Sunday 15 August 2021

Book Review: STRANDED by Sarah Goodwin

 



Title: STRANDED

Author:  Sarah Goodwin

Publisher:  Avon Books UK

Read: August 2021

Expected publication: 14 September 2021

My Rating: 🌟🌟🌟🌟1/2

 

Book Description:

 

Eight strangers.
One island.
A secret you'd kill to keep.

When eight people arrive on the beautiful but remote Buidseach Island, they are ready for the challenge of a lifetime: to live alone for one year.

Eighteen months later, a woman is found in an isolated fishing village. She’s desperate to explain what happened to her: how the group fractured and friends became enemies; how they did what they must to survive until the boat came to collect them; how things turned deadly when the boat didn’t come…

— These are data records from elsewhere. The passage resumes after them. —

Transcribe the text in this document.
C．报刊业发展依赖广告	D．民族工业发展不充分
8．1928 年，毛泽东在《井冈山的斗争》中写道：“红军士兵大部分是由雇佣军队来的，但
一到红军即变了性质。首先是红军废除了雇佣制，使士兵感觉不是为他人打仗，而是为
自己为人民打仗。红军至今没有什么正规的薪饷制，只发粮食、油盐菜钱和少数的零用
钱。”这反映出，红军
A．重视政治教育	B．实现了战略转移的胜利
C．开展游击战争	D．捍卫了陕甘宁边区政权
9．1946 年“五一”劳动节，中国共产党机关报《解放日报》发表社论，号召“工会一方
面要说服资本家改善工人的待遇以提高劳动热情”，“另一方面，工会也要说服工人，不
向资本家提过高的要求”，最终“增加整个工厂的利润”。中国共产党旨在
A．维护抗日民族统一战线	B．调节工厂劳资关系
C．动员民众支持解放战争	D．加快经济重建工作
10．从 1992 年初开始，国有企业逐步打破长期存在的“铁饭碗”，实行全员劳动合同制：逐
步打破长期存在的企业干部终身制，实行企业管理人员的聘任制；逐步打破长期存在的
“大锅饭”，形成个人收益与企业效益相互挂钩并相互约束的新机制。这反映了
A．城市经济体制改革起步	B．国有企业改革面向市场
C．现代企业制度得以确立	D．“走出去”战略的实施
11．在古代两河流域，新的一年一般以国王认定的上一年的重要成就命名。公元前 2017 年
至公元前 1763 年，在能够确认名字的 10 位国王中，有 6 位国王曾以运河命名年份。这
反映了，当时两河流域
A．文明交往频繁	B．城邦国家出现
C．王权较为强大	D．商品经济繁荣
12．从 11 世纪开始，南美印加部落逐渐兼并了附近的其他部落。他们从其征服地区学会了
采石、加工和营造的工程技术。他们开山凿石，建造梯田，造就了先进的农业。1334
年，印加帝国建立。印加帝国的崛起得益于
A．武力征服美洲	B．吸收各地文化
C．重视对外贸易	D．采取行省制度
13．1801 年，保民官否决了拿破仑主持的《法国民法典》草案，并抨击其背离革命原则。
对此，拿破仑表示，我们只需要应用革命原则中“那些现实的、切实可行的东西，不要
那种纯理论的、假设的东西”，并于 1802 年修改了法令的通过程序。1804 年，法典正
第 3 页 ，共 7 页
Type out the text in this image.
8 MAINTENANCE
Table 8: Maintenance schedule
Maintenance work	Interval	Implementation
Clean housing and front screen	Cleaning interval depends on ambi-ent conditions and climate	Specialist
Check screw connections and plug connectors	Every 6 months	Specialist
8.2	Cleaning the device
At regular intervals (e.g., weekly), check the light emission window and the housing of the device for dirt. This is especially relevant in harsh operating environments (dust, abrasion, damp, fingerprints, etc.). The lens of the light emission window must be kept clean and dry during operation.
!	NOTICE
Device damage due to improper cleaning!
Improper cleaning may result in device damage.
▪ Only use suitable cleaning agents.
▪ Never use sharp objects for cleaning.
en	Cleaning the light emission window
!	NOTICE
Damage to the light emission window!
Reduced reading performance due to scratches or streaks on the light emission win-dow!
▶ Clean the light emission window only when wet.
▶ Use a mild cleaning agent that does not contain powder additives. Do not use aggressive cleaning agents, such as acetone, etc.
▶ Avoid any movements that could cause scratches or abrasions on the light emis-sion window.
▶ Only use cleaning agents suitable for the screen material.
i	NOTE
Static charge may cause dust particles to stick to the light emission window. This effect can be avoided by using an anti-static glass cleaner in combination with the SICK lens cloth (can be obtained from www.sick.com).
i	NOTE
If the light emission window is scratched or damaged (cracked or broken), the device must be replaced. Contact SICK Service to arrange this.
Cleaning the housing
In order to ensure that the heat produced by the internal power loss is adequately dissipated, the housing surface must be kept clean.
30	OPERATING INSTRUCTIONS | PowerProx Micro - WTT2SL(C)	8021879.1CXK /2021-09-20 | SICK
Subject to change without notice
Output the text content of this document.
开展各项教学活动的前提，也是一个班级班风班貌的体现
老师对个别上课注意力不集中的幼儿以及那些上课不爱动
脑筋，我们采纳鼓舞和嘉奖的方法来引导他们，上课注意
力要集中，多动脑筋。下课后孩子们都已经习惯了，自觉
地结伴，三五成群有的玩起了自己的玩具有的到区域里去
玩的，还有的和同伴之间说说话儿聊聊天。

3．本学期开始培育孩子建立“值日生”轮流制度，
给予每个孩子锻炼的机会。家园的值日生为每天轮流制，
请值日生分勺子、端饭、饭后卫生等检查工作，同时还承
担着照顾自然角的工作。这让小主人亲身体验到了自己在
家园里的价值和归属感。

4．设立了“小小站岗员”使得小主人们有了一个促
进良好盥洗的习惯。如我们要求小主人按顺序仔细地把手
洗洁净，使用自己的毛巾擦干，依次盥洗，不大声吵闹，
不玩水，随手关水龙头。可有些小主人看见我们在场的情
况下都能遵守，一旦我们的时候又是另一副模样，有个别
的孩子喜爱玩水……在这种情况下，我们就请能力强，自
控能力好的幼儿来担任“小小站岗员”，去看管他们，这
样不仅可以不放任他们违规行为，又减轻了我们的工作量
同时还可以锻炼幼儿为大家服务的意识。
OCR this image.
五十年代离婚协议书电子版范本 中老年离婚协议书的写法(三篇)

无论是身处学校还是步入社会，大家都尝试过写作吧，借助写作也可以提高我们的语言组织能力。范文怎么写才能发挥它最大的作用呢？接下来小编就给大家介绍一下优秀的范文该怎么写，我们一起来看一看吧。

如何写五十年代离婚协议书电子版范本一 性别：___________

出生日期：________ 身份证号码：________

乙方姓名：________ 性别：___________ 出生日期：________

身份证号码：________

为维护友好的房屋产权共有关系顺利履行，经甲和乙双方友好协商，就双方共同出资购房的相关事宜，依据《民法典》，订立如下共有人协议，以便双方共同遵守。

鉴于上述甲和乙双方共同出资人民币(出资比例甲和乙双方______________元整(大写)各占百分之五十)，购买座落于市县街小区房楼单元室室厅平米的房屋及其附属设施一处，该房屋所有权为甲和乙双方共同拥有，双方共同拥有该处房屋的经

But first Maddy must come to terms with the devastating secret that left them stranded, and her own role in the events that saw eight arrive and only three leave.



My musings:

 


For a long time, I was fascinated with the premise of reality TV shows like Survivor, until I found that they were more about bitching, backstabbing and forming alliances than actual survival skills and team work. Apparently this is what viewers like to see – go figure! If you are like me, and those things bring back all the bad memories about high school and some workplaces, then you may find this book super stressful to read. If you were one of the popular group who ruled the courtyard and inspired fear in the lesser mortals, you may also find it stressful – eventually.

 

I love how Sarah Goodwin has run with the theme and explored it all in depth. And be assured, bitching, backstabbing and forming alliances aside, there is plenty of survival to be had in STRANDED. It’s all that reality TV promised but never delivered (perhaps because no ethics committee would ever approve it), and despite biting my nails to the quick I appreciated the mounting tension and breath-holding levels of anxiety some of the scenes induced.

 

In a nutshell, STRANDED explores what happens when you put eight strangers together on a secluded island and let them sort out their own pecking order. If it’s one thing that the TV version of Survivor has shown us, it may not necessarily be the cleverest who win points, but the ones who can get the majority votes, even if they rule with bullying and threats. Maddy, with her history of a sheltered childhood, overprotective parents and home schooling, was never going to be well equipped for this type of power game, so as soon as she calls out the head bully, her fate is sealed. And if you think that someone in the group would stick up for the underdog, then think again – because suddenly Maddy finds herself out in the cold, fighting for survival. And the wilderness is the least of her problems ...

 

STRANDED was one of those books that totally took me by surprise. I was lured by the wilderness setting and found myself with a gripping, adrenalin-fuelled and tense read that was hard to put down. At times, it was also immensely frustrating as the voice of reason was overruled, time and time again. Even though Maddy was perhaps ill equipped for negotiation and getting her point across, it was easy to see how anyone could easily end up in her position. And once the die was cast, there was no going back. “Wow, that escalated fast”, I kept thinking, not realising that much worse was yet to come.

 

 

Summary:

 


STRANDED is a book that speaks to both our inner survival instinct as well as addressing the question: “If the world as we knew it ended tomorrow, how well equipped would you be to survive?” It also confronts the theme of herd mentality and how easily we fall for power rather than reason. It’s a LORD OF THE FLIES, adult version, and just as brutal. For those easily triggered, some scenes may turn your stomach and give you nightmares, but then the end-of-the-world scenario isn’t ever going to be pretty either, is it? I loved the background information about all those skills necessary for survival our ancestors knew but most of us have long un-learned: foraging, how to grow a crop in the wilderness, how to build a basic shelter and most of all, how to be part of the natural environment and work with it. It’s a clever, original and heart-pounding story that will keep me mulling over some of its themes for a long time to come.

 

 

 

 

Thank you to Netgalley and Avon Books UK for the free electronic copy of this novel and for giving me the opportunity to provide an honest review.